Ruínas

Saudações à queda. Saudações às folhas caídas, às árvores caídas, às torres caídas, aos castelos caídos, aos sonhos caídos, aos homens caídos. Saudações às ruínas, ao ideal por trás das ruínas. Saudações aos frutos, à colheita dos frutos. Saudações ao equilíbrio.

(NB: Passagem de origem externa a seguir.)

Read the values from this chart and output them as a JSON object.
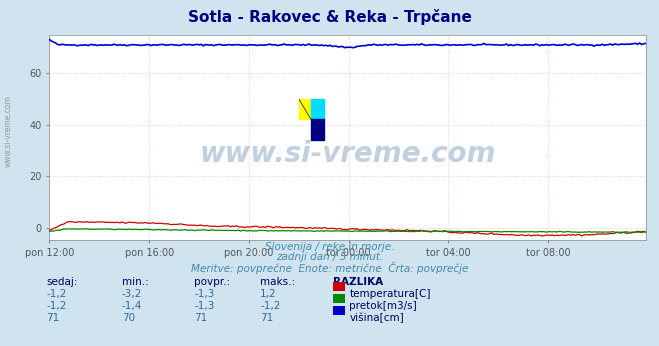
{
  "title": "Sotla - Rakovec & Reka - Trpčane",
  "title_color": "#000080",
  "background_color": "#d0e4f0",
  "plot_bg_color": "#ffffff",
  "grid_color": "#ffaaaa",
  "num_points": 288,
  "x_tick_labels": [
    "pon 12:00",
    "pon 16:00",
    "pon 20:00",
    "tor 00:00",
    "tor 04:00",
    "tor 08:00"
  ],
  "x_tick_positions": [
    0,
    48,
    96,
    144,
    192,
    240
  ],
  "ylim": [
    -5,
    75
  ],
  "yticks": [
    0,
    20,
    40,
    60
  ],
  "temp_color": "#cc0000",
  "flow_color": "#008800",
  "height_color": "#0000cc",
  "subtitle1": "Slovenija / reke in morje.",
  "subtitle2": "zadnji dan / 5 minut.",
  "subtitle3": "Meritve: povprečne  Enote: metrične  Črta: povprečje",
  "subtitle_color": "#4488aa",
  "table_header": [
    "sedaj:",
    "min.:",
    "povpr.:",
    "maks.:",
    "RAZLIKA"
  ],
  "table_color_header": "#000066",
  "table_color_vals": "#336699",
  "watermark_text": "www.si-vreme.com",
  "watermark_color": "#336699",
  "legend_labels": [
    "temperatura[C]",
    "pretok[m3/s]",
    "višina[cm]"
  ],
  "rows": [
    [
      "-1,2",
      "-3,2",
      "-1,3",
      "1,2"
    ],
    [
      "-1,2",
      "-1,4",
      "-1,3",
      "-1,2"
    ],
    [
      "71",
      "70",
      "71",
      "71"
    ]
  ],
  "side_watermark": "www.si-vreme.com"
}
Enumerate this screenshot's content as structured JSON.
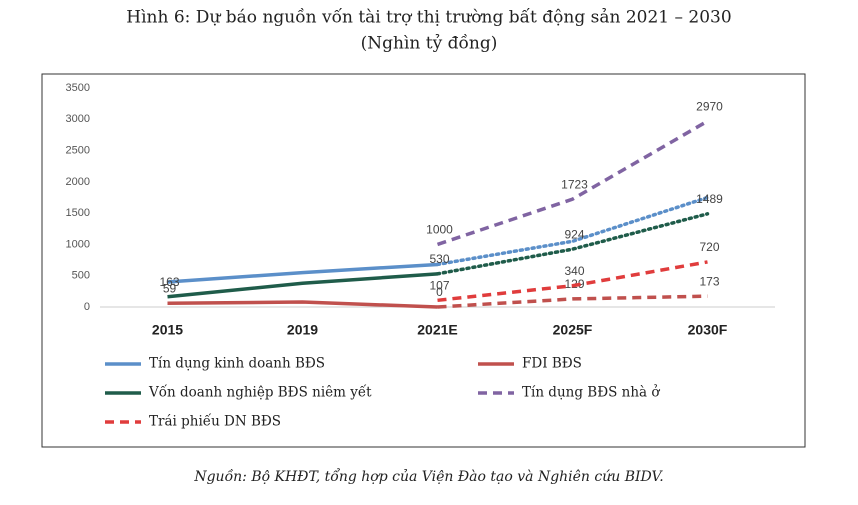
{
  "chart_data": {
    "type": "line",
    "title": "Hình 6: Dự báo nguồn vốn tài trợ thị trường bất động sản 2021 – 2030",
    "subtitle": "(Nghìn tỷ đồng)",
    "source": "Nguồn: Bộ KHĐT, tổng hợp của Viện Đào tạo và Nghiên cứu BIDV.",
    "categories": [
      "2015",
      "2019",
      "2021E",
      "2025F",
      "2030F"
    ],
    "forecast_start": 2,
    "ylim": [
      0,
      3500
    ],
    "yticks": [
      0,
      500,
      1000,
      1500,
      2000,
      2500,
      3000,
      3500
    ],
    "series": [
      {
        "name": "Tín dụng kinh doanh BĐS",
        "color": "#5b8fc9",
        "dash": "solid",
        "forecast_dash": "dotted",
        "values": [
          400,
          550,
          680,
          1050,
          1750
        ],
        "value_labels": [
          null,
          null,
          null,
          null,
          null
        ]
      },
      {
        "name": "FDI BĐS",
        "color": "#c0504d",
        "dash": "solid",
        "forecast_dash": "dashed",
        "values": [
          59,
          80,
          0,
          129,
          173
        ],
        "value_labels": [
          "59",
          null,
          "0",
          "129",
          "173"
        ]
      },
      {
        "name": "Vốn doanh nghiệp BĐS niêm yết",
        "color": "#1f5c4a",
        "dash": "solid",
        "forecast_dash": "dotted",
        "values": [
          163,
          380,
          530,
          924,
          1489
        ],
        "value_labels": [
          "163",
          null,
          "530",
          "924",
          "1489"
        ]
      },
      {
        "name": "Tín dụng BĐS nhà ở",
        "color": "#8064a2",
        "dash": "dashed",
        "forecast_dash": "dashed",
        "values": [
          null,
          null,
          1000,
          1723,
          2970
        ],
        "value_labels": [
          null,
          null,
          "1000",
          "1723",
          "2970"
        ]
      },
      {
        "name": "Trái phiếu DN BĐS",
        "color": "#e03c3c",
        "dash": "dashed",
        "forecast_dash": "dashed",
        "values": [
          null,
          null,
          107,
          340,
          720
        ],
        "value_labels": [
          null,
          null,
          "107",
          "340",
          "720"
        ]
      }
    ]
  }
}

No espanhol, balbuceo. No hebraico, bilbel – confusão. No aramaico, Babilu – Portão de Deus – o local que os gregos denominavam Babilônia, onde se supõe ter sido erguida a Torre de Babel. Referência à linguagem sagrada, a torre nos fala de uma língua comum a todas as pessoas através dos tempos. A destruição da torre nos dá uma imagem da perda dessa linguagem. Já não nos entendemos, não falamos a mesma língua. Entre nós, já não há um mínimo de consenso. Cada um pensando somente em si mesmo e a considerar-se um Absoluto.

O povo cholula no México conta que a Pirâmide de Cholula foi erguida para servir de abrigo contra um futuro dilúvio. Mas uma confusão de línguas dispersou os construtores. Diz um trecho do Popol Vuh, um registro dos maias: “Aqui as línguas das tribos mudaram – sua fala ficou diferente. Tudo que ouviam e compreendiam ao partir de Tulán tornou-se diferente. [...] Nossa língua era uma quando partimos de Tulán. Ai! esquecemos nossa fala [...]”.

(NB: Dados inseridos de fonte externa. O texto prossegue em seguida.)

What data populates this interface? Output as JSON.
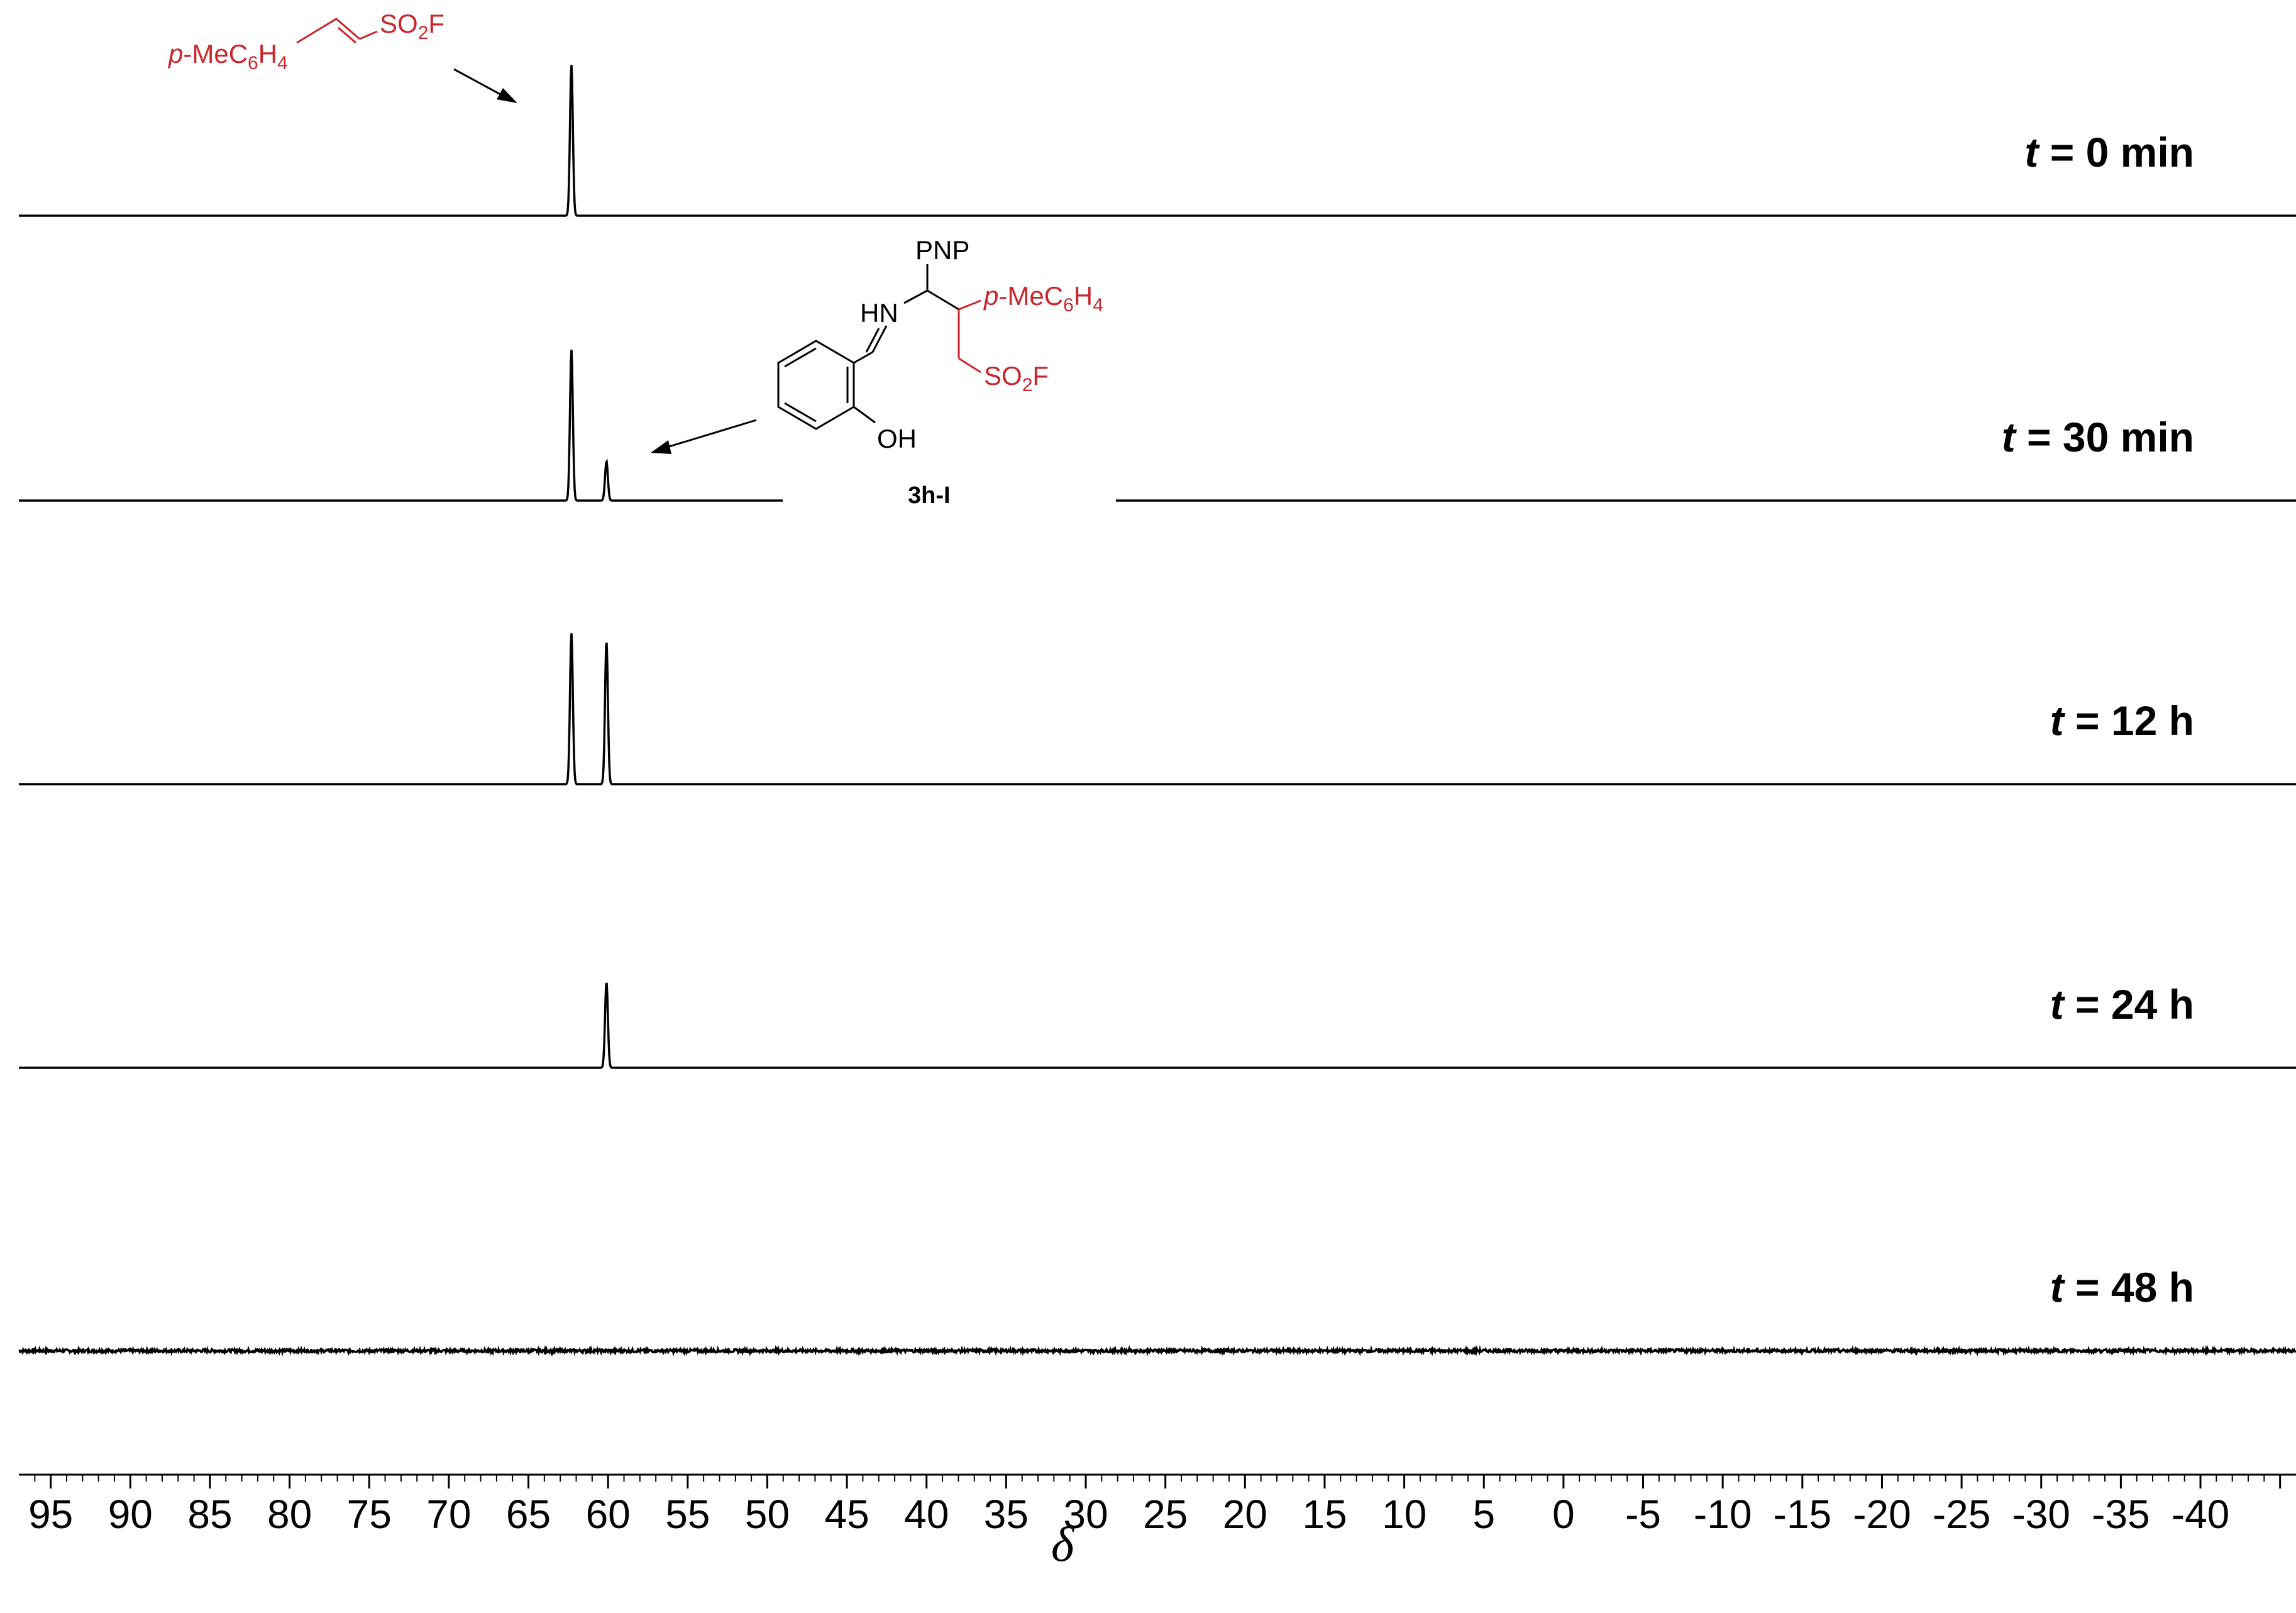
{
  "chart_data": {
    "type": "line",
    "xlabel": "δ",
    "xlim": [
      97,
      -46
    ],
    "x_ticks": [
      95,
      90,
      85,
      80,
      75,
      70,
      65,
      60,
      55,
      50,
      45,
      40,
      35,
      30,
      25,
      20,
      15,
      10,
      5,
      0,
      -5,
      -10,
      -15,
      -20,
      -25,
      -30,
      -35,
      -40
    ],
    "series": [
      {
        "time_label": "0 min",
        "peaks": [
          {
            "x": 62.3,
            "height": 1.0
          }
        ],
        "noise": 0
      },
      {
        "time_label": "30 min",
        "peaks": [
          {
            "x": 62.3,
            "height": 1.0
          },
          {
            "x": 60.1,
            "height": 0.26
          }
        ],
        "noise": 0
      },
      {
        "time_label": "12 h",
        "peaks": [
          {
            "x": 62.3,
            "height": 1.0
          },
          {
            "x": 60.1,
            "height": 0.95
          }
        ],
        "noise": 0
      },
      {
        "time_label": "24 h",
        "peaks": [
          {
            "x": 60.1,
            "height": 0.57
          }
        ],
        "noise": 0
      },
      {
        "time_label": "48 h",
        "peaks": [],
        "noise": 1
      }
    ],
    "annotations": {
      "reactant": {
        "p": "p",
        "mec": "-MeC",
        "six": "6",
        "h": "H",
        "four": "4",
        "so": "SO",
        "two": "2",
        "f": "F"
      },
      "product": {
        "pnp": "PNP",
        "hn": "HN",
        "oh": "OH",
        "p": "p",
        "mec": "-MeC",
        "six": "6",
        "h": "H",
        "four": "4",
        "so": "SO",
        "two": "2",
        "f": "F",
        "label": "3h-I"
      }
    },
    "time_prefix": "t",
    "time_eq": " = ",
    "colors": {
      "trace": "#000000",
      "reactant": "#c8262d"
    }
  }
}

A queda da torre e a destruição da pirâmide simbolizam a mudança da unidade para a variedade. Uma mudança natural, que não pode deixar de ser. A realização dessas obras, incluindo o plano, a construção, a queda e a reconstrução, forma uma alegoria dos caminhos da evolução humana e dos seus frutos sobre a nossa vida e a nossa consciência. Se o outono nos fala da queda natural das folhas, necessária à renovação, o equinócio nos fala do equilíbrio que mantém de pé o que é sempre mantido.

Em nosso exercício de colagem, a Babel cai sobre a terra fazendo com que as aves levantem voo para o céu. As aves também têm a sua linguagem: a linguagem do canto, que é também a linguagem da poesia. Uma só linguagem. Com este exercício, ilustramos um poema da nossa língua portuguesa:




Ruínas

Se é sempre Outono o rir das Primaveras,
Castelos, um a um, deixa-os cair...
Que a vida é um constante derruir
De palácios do reino das Quimeras!

E deixa sobre as ruínas crescer heras,
Deixa-as beijar as pedras e florir!
Que a vida é um contínuo destruir
De palácios do Reino das Quimeras!

Deixa tombar meus rútilos castelos!
Tenho ainda mais sonhos para erguê-los
Mais alto do que as águias pelo ar!

Sonhos que tombam! Derrocada louca!
São como os beijos duma linda boca!
Sonhos!... Deixa-os tombar... Deixa-os tombar.